Update elements_to_json to return string when filename is not specified
elements_from_json may take a string instead of a filename with the text kwarg
detect_filetype now does a final fallback to file extension.
Empty tags are now skipped during the depth check for HTML processing.

Features

Add local file system to unstructured-ingest
Add --max-docs parameter to unstructured-ingest
Added partition_msg for processing MSFT Outlook .msg files.

Fixes

convert_file_to_text now passes through the source_format and target_format kwargs.

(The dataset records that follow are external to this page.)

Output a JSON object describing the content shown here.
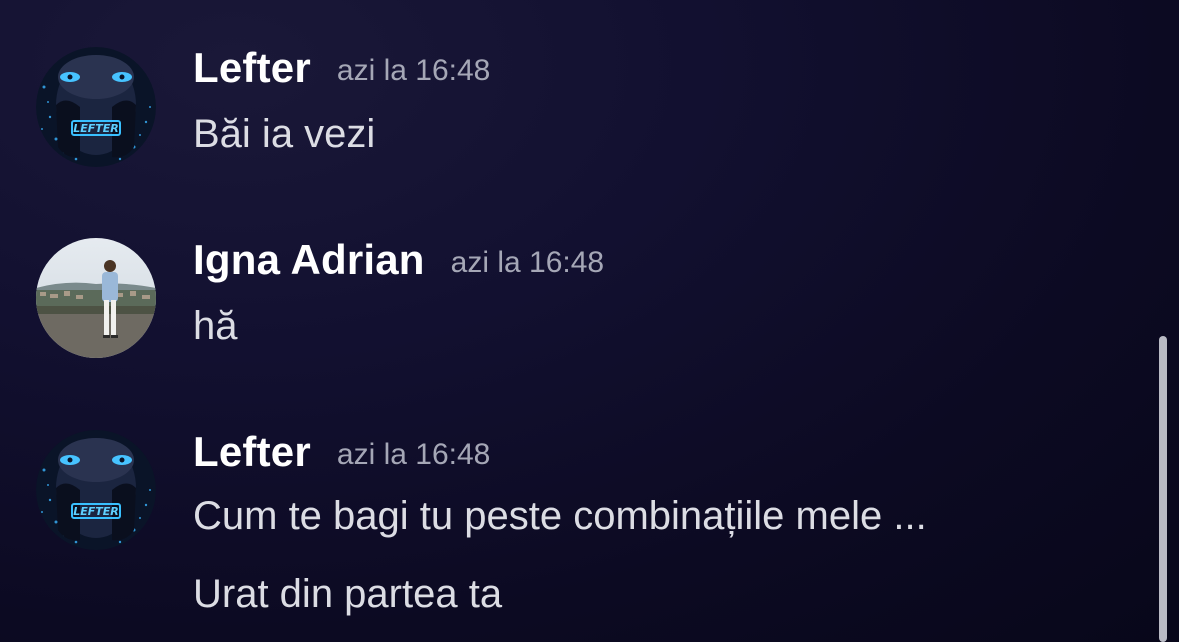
{
  "messages": [
    {
      "author": "Lefter",
      "timestamp": "azi la 16:48",
      "lines": [
        "Băi ia vezi"
      ],
      "avatar_icon": "masked-face-avatar",
      "avatar_text": "LEFTER"
    },
    {
      "author": "Igna Adrian",
      "timestamp": "azi la 16:48",
      "lines": [
        "hă"
      ],
      "avatar_icon": "person-photo-avatar"
    },
    {
      "author": "Lefter",
      "timestamp": "azi la 16:48",
      "lines": [
        "Cum te bagi tu peste combinațiile mele ...",
        "Urat din partea ta"
      ],
      "avatar_icon": "masked-face-avatar",
      "avatar_text": "LEFTER"
    }
  ],
  "colors": {
    "background": "#0c0a22",
    "username": "#ffffff",
    "timestamp": "#a5a7b6",
    "message_text": "#dcdde4",
    "scrollbar": "#b9bac4",
    "avatar_glow": "#2fa8ff"
  }
}
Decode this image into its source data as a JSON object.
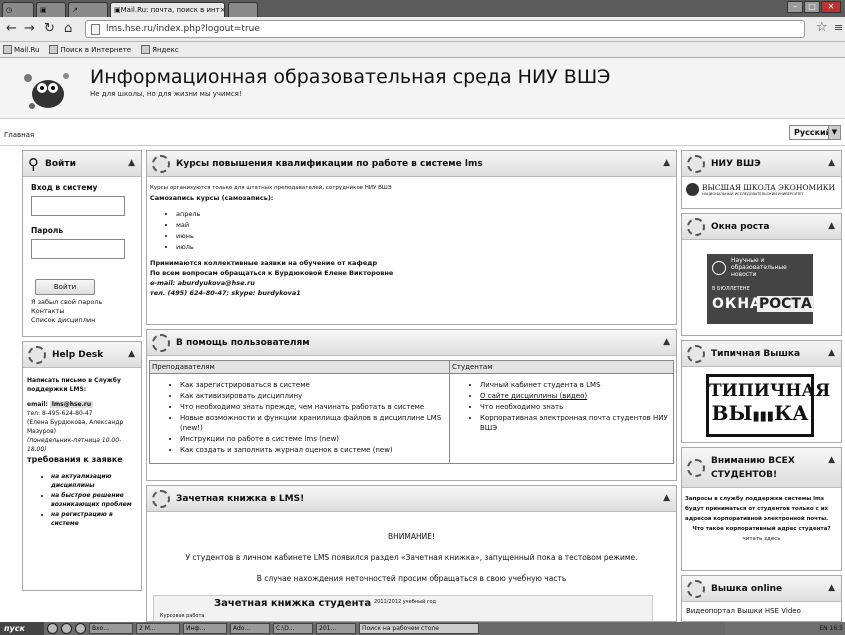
{
  "tabs": [
    {
      "label": "",
      "active": false
    },
    {
      "label": "",
      "active": false
    },
    {
      "label": "",
      "active": false
    },
    {
      "label": "Mail.Ru: почта, поиск в инт",
      "active": true
    }
  ],
  "nav": {
    "url": "lms.hse.ru/index.php?logout=true"
  },
  "bookmarks": [
    "Mail.Ru",
    "Поиск в Интернете",
    "Яндекс"
  ],
  "header": {
    "title": "Информационная образовательная среда НИУ ВШЭ",
    "subtitle": "Не для школы, но для жизни мы учимся!"
  },
  "breadcrumb": "Главная",
  "language": "Русский",
  "login": {
    "title": "Войти",
    "heading": "Вход в систему",
    "password_label": "Пароль",
    "button": "Войти",
    "links": [
      "Я забыл свой пароль",
      "Контакты",
      "Список дисциплин"
    ]
  },
  "helpdesk": {
    "title": "Help Desk",
    "intro": "Написать письмо в Службу поддержки LMS:",
    "email_label": "email:",
    "email": "lms@hse.ru",
    "phone": "тел: 8-495-624-80-47",
    "people": "(Елена Бурдюкова, Александр Мазуров)",
    "hours": "(понедельник-пятница 10.00-18.00)",
    "req_title": "требования к заявке",
    "reqs": [
      "на актуализацию дисциплины",
      "на быстрое решение возникающих проблем",
      "на регистрацию в системе"
    ]
  },
  "courses": {
    "title": "Курсы повышения квалификации по работе в системе lms",
    "note": "Курсы организуются только для штатных преподавателей, сотрудников НИУ ВШЭ",
    "enroll": "Самозапись курсы (самозапись):",
    "months": [
      "апрель",
      "май",
      "июнь",
      "июль"
    ],
    "collective": "Принимаются коллективные заявки на обучение от кафедр",
    "contact": "По всем вопросам обращаться к Бурдюковой Елене Викторовне",
    "email": "e-mail: aburdyukova@hse.ru",
    "tel": "тел. (495) 624-80-47; skype: burdykova1"
  },
  "help": {
    "title": "В помощь пользователям",
    "teachers_header": "Преподавателям",
    "students_header": "Студентам",
    "teachers": [
      "Как зарегистрироваться в системе",
      "Как активизировать дисциплину",
      "Что необходимо знать прежде, чем начинать работать в системе",
      "Новые возможности и функции хранилища файлов в дисциплине LMS (new!)",
      "Инструкции по работе в системе lms (new)",
      "Как создать и заполнить журнал оценок в системе (new)"
    ],
    "students": [
      "Личный кабинет студента в LMS",
      "О сайте дисциплины (видео)",
      "Что необходимо знать",
      "Корпоративная электронная почта студентов НИУ ВШЭ"
    ]
  },
  "gradebook": {
    "title": "Зачетная книжка в LMS!",
    "attention": "ВНИМАНИЕ!",
    "line1": "У студентов в личном кабинете LMS появился раздел «Зачетная книжка», запущенный пока в тестовом режиме.",
    "line2": "В случае нахождения неточностей просим обращаться в свою учебную часть",
    "image_title": "Зачетная книжка студента",
    "image_year": "2011/2012 учебный год",
    "image_row": "Курсовая работа"
  },
  "right": {
    "hse_title": "НИУ ВШЭ",
    "hse_logo1": "ВЫСШАЯ ШКОЛА ЭКОНОМИКИ",
    "hse_logo2": "НАЦИОНАЛЬНЫЙ ИССЛЕДОВАТЕЛЬСКИЙ УНИВЕРСИТЕТ",
    "growth_title": "Окна роста",
    "growth_badge": "Научные и образовательные новости",
    "growth_in": "В БЮЛЛЕТЕНЕ",
    "growth_name1": "ОКНА",
    "growth_name2": "РОСТА",
    "typical_title": "Типичная Вышка",
    "typical_l1": "ТИПИЧНАЯ",
    "typical_l2": "ВЫ",
    "typical_l3": "КА",
    "attention_title": "Вниманию ВСЕХ СТУДЕНТОВ!",
    "attention_text": "Запросы в службу поддержки системы lms будут приниматься от студентов только с их адресов корпоративной электронной почты.",
    "attention_q": "Что такое корпоративный адрес студента?",
    "attention_link": "читать здесь",
    "online_title": "Вышка online",
    "online_text": "Видеопортал Вышки HSE Video"
  },
  "taskbar": {
    "start": "пуск",
    "items": [
      "Вхо...",
      "2 М...",
      "Инф...",
      "Ado...",
      "C:\\D...",
      "201..."
    ],
    "search": "Поиск на рабочем столе",
    "tray": "EN 16:5"
  }
}
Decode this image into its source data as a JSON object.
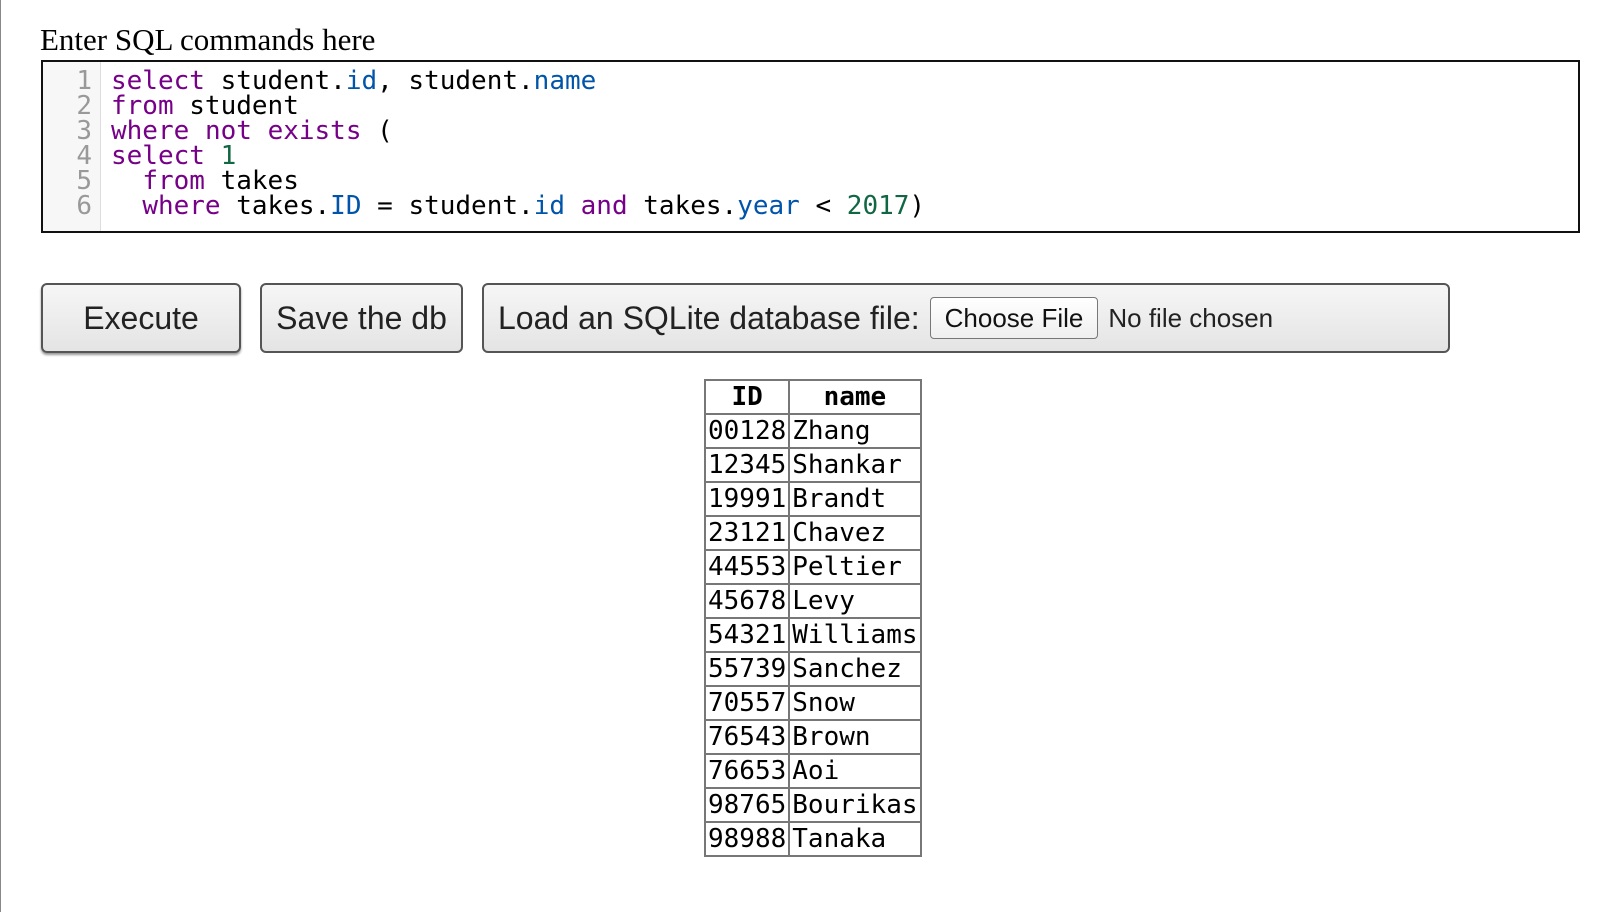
{
  "prompt": {
    "label": "Enter SQL commands here"
  },
  "editor": {
    "line_numbers": [
      "1",
      "2",
      "3",
      "4",
      "5",
      "6"
    ],
    "lines": [
      [
        {
          "t": "select",
          "c": "kw"
        },
        {
          "t": " student",
          "c": ""
        },
        {
          "t": ".",
          "c": "punct"
        },
        {
          "t": "id",
          "c": "prop"
        },
        {
          "t": ", student",
          "c": ""
        },
        {
          "t": ".",
          "c": "punct"
        },
        {
          "t": "name",
          "c": "prop"
        }
      ],
      [
        {
          "t": "from",
          "c": "kw"
        },
        {
          "t": " student",
          "c": ""
        }
      ],
      [
        {
          "t": "where",
          "c": "kw"
        },
        {
          "t": " ",
          "c": ""
        },
        {
          "t": "not",
          "c": "kw"
        },
        {
          "t": " ",
          "c": ""
        },
        {
          "t": "exists",
          "c": "kw"
        },
        {
          "t": " (",
          "c": ""
        }
      ],
      [
        {
          "t": "select",
          "c": "kw"
        },
        {
          "t": " ",
          "c": ""
        },
        {
          "t": "1",
          "c": "num"
        }
      ],
      [
        {
          "t": "  ",
          "c": ""
        },
        {
          "t": "from",
          "c": "kw"
        },
        {
          "t": " takes",
          "c": ""
        }
      ],
      [
        {
          "t": "  ",
          "c": ""
        },
        {
          "t": "where",
          "c": "kw"
        },
        {
          "t": " takes",
          "c": ""
        },
        {
          "t": ".",
          "c": "punct"
        },
        {
          "t": "ID",
          "c": "prop"
        },
        {
          "t": " = student",
          "c": ""
        },
        {
          "t": ".",
          "c": "punct"
        },
        {
          "t": "id",
          "c": "prop"
        },
        {
          "t": " ",
          "c": ""
        },
        {
          "t": "and",
          "c": "kw"
        },
        {
          "t": " takes",
          "c": ""
        },
        {
          "t": ".",
          "c": "punct"
        },
        {
          "t": "year",
          "c": "prop"
        },
        {
          "t": " < ",
          "c": ""
        },
        {
          "t": "2017",
          "c": "num"
        },
        {
          "t": ")",
          "c": ""
        }
      ]
    ]
  },
  "toolbar": {
    "execute_label": "Execute",
    "save_label": "Save the db",
    "load_label": "Load an SQLite database file:",
    "choose_file_label": "Choose File",
    "no_file_label": "No file chosen"
  },
  "results": {
    "columns": [
      "ID",
      "name"
    ],
    "rows": [
      [
        "00128",
        "Zhang"
      ],
      [
        "12345",
        "Shankar"
      ],
      [
        "19991",
        "Brandt"
      ],
      [
        "23121",
        "Chavez"
      ],
      [
        "44553",
        "Peltier"
      ],
      [
        "45678",
        "Levy"
      ],
      [
        "54321",
        "Williams"
      ],
      [
        "55739",
        "Sanchez"
      ],
      [
        "70557",
        "Snow"
      ],
      [
        "76543",
        "Brown"
      ],
      [
        "76653",
        "Aoi"
      ],
      [
        "98765",
        "Bourikas"
      ],
      [
        "98988",
        "Tanaka"
      ]
    ]
  },
  "colors": {
    "keyword": "#770088",
    "property": "#0055aa",
    "number": "#116644"
  }
}
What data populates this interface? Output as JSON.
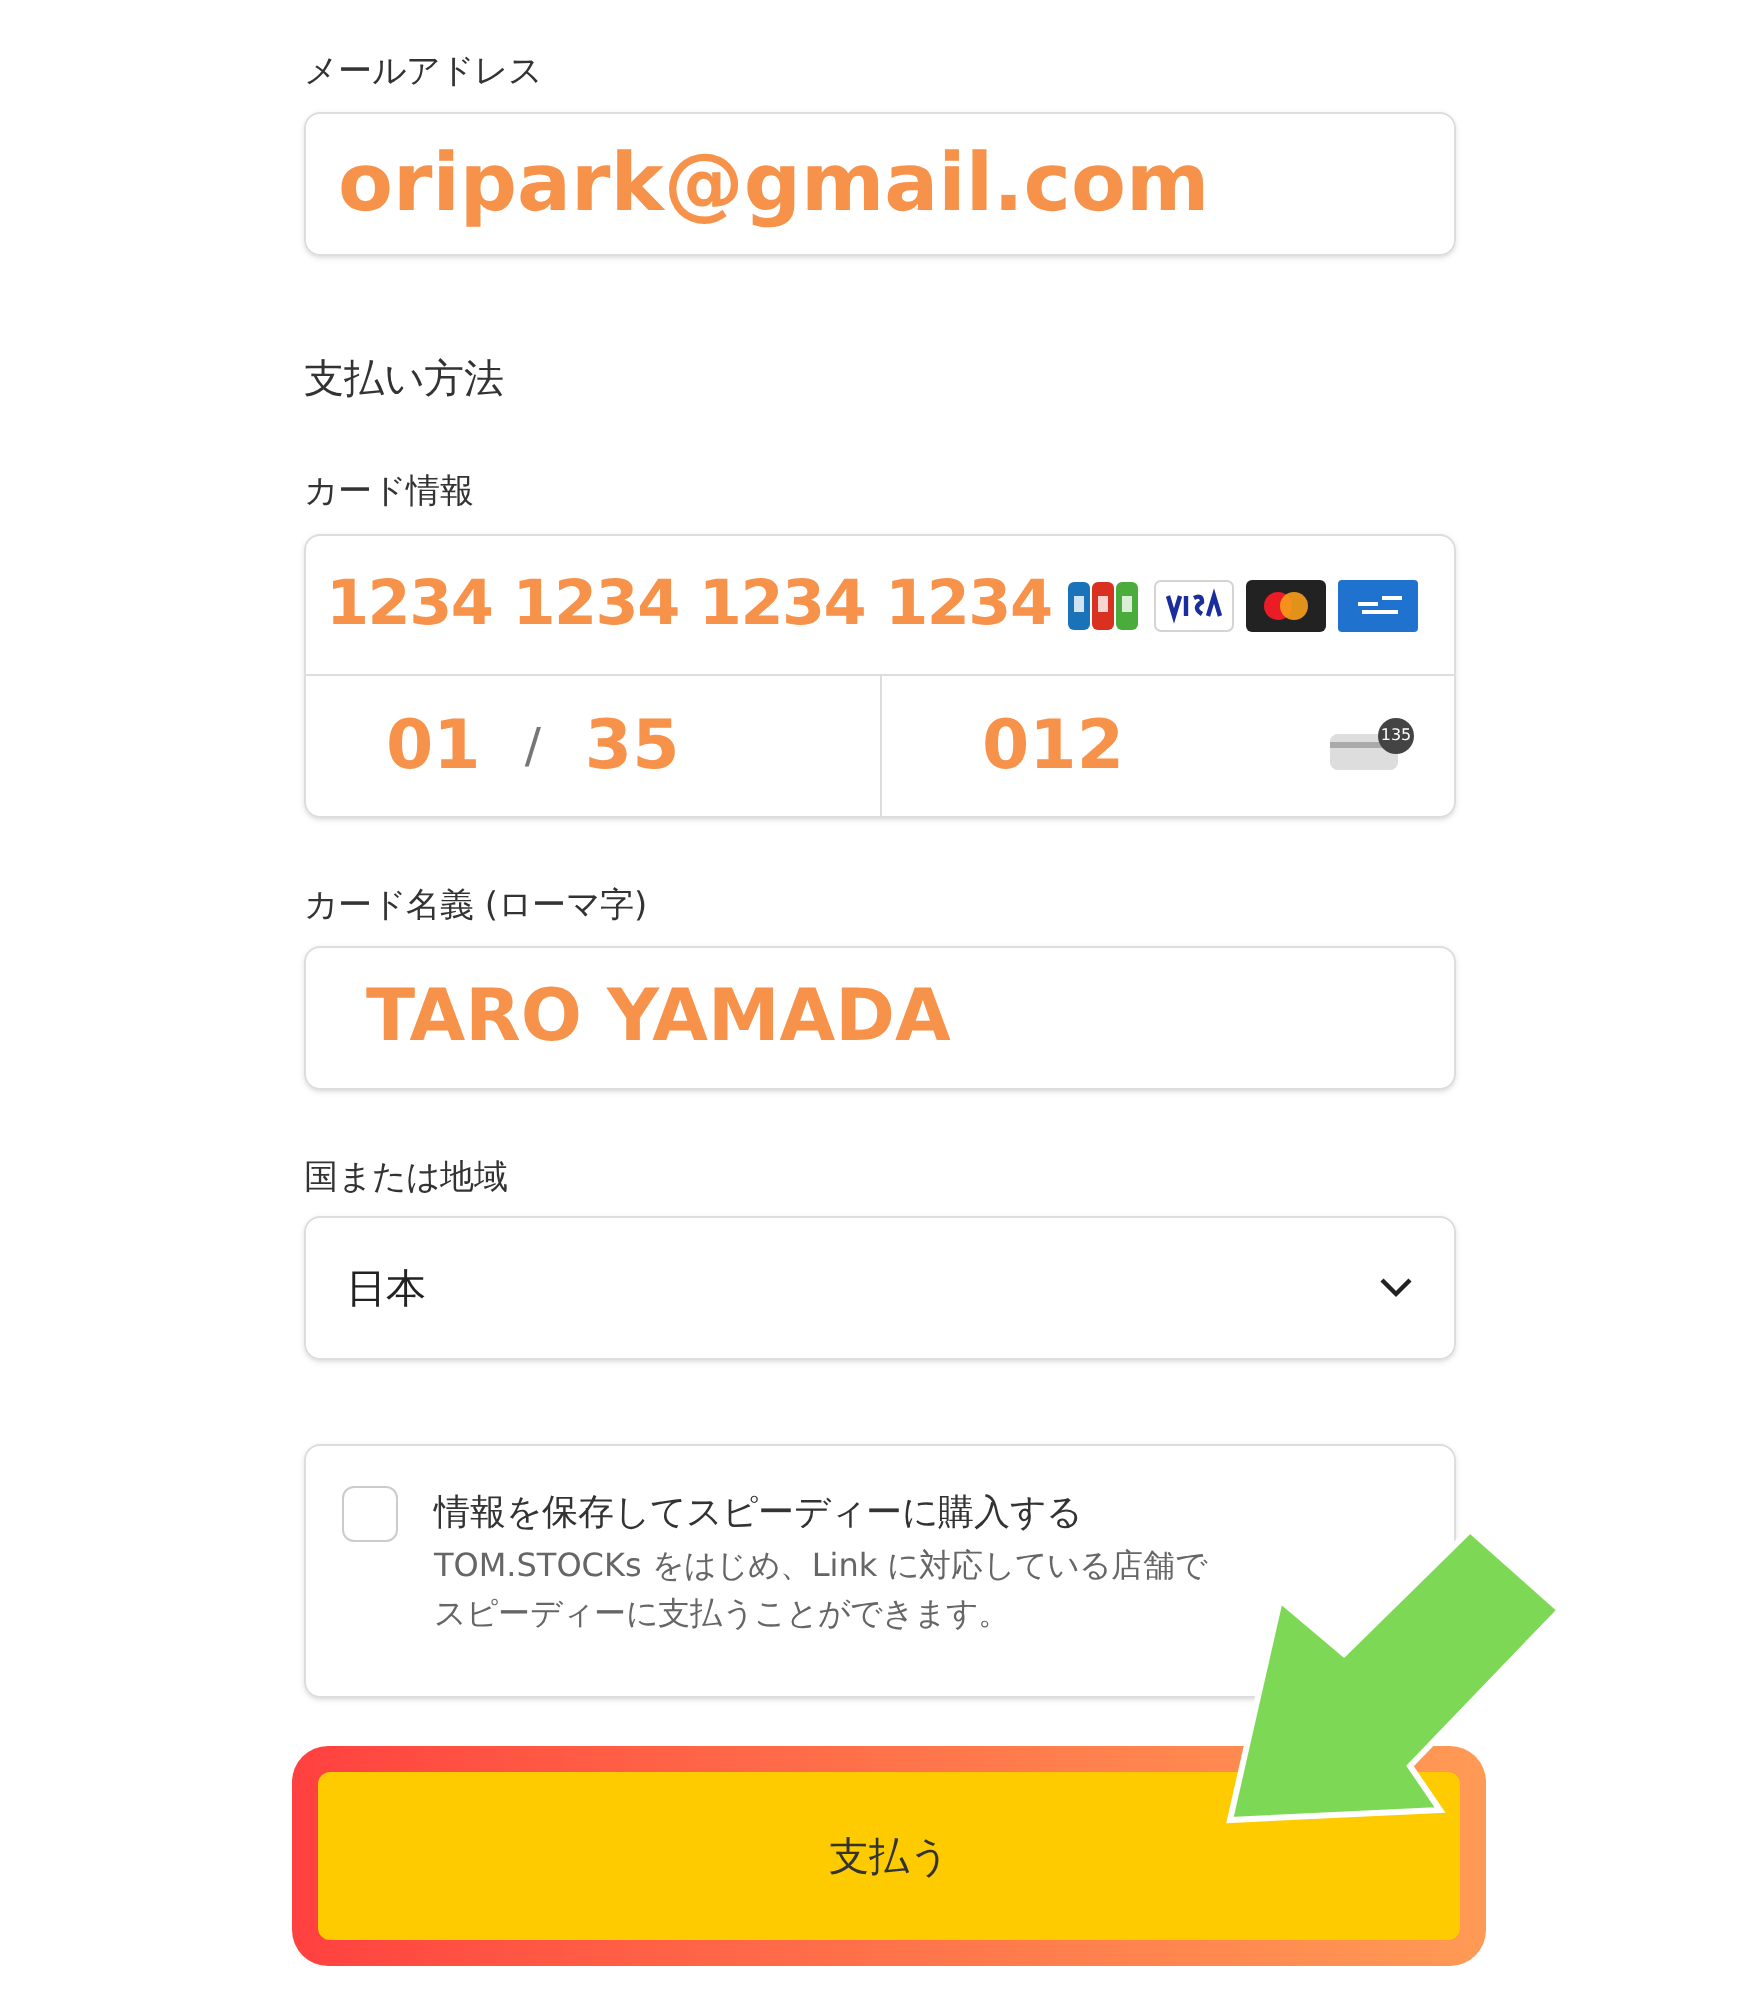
{
  "email": {
    "label": "メールアドレス",
    "value": "oripark@gmail.com"
  },
  "payment": {
    "heading": "支払い方法",
    "card": {
      "label": "カード情報",
      "number": "1234 1234 1234 1234",
      "expiry_month": "01",
      "expiry_separator": "/",
      "expiry_year": "35",
      "cvc": "012",
      "cvc_icon_number": "135"
    },
    "name": {
      "label": "カード名義 (ローマ字)",
      "value": "TARO YAMADA"
    },
    "country": {
      "label": "国または地域",
      "value": "日本"
    },
    "save": {
      "checked": false,
      "title": "情報を保存してスピーディーに購入する",
      "lines": [
        "TOM.STOCKs をはじめ、Link に対応している店舗で",
        "スピーディーに支払うことができます。"
      ]
    },
    "pay_button": "支払う"
  }
}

Previously they were hard coded.
Partitioning functions that accept a text kwarg no longer raise an error if an empty string is passed (and empty list of elements is returned instead).
partition_json no longer fails if the input is an empty list.
Fixed bug in chunk_by_attention_window that caused the last word in segments to be cut-off in some cases.

BREAKING CHANGES

stage_for_transformers now returns a list of elements, making it consistent with other staging bricks

0.5.7

1 year ago

0.5.7

Enhancements

Refactored codebase using exactly_one
Adds ability to pass headers when passing a url in partition_html()
Added optional content_type and file_filename parameters to partition() to bypass file detection

Features

Add --flatten-metadata parameter to unstructured-ingest
Add --fields-include parameter to unstructured-ingest

Fixes

0.5.6

1 year ago

0.5.6

Fix problem with PDF partition (duplicated test)

Enhancements

contains_english_word(), used heavily in text processing, is 10x faster.

Features

Add --metadata-include and --metadata-exclude parameters to unstructured-ingest
Add clean_non_ascii_chars to remove non-ascii characters from unicode string

Fixes

Fixes duplicated elements issue with partition_pdf(..., strategy="fast")

0.5.4

1 year ago

0.5.4

Enhancements

Added Biomedical literature connector for ingest cli.
Add FsspecConnector to easily integrate any existing fsspec filesystem as a connector.
Rename s3_connector.py to s3.py for readability and consistency with the rest of the connectors.
Now S3Connector relies on s3fs instead of on boto3, and it inherits from FsspecConnector.
Adds an UNSTRUCTURED_LANGUAGE_CHECKS environment variable to control whether or not language specific checks like vocabulary and POS tagging are applied. Set to "true" for higher resolution partitioning and "false" for faster processing.
Improves detect_filetype warning to include filename when provided.
Adds a "fast" strategy for partitioning PDFs with PDFMiner. Also falls back to the "fast" strategy if detectron2 is not available.
Start deprecation life cycle for unstructured-ingest --s3-url option, to be deprecated in favor of --remote-url.

Features

Add AzureBlobStorageConnector based on its fsspec implementation inheriting from FsspecConnector
Add partition_epub for partitioning e-books in EPUB3 format.

Fixes

Fixes processing for text files with message/rfc822 MIME type.
Open xml files in read-only mode when reading contents to construct an XMLDocument.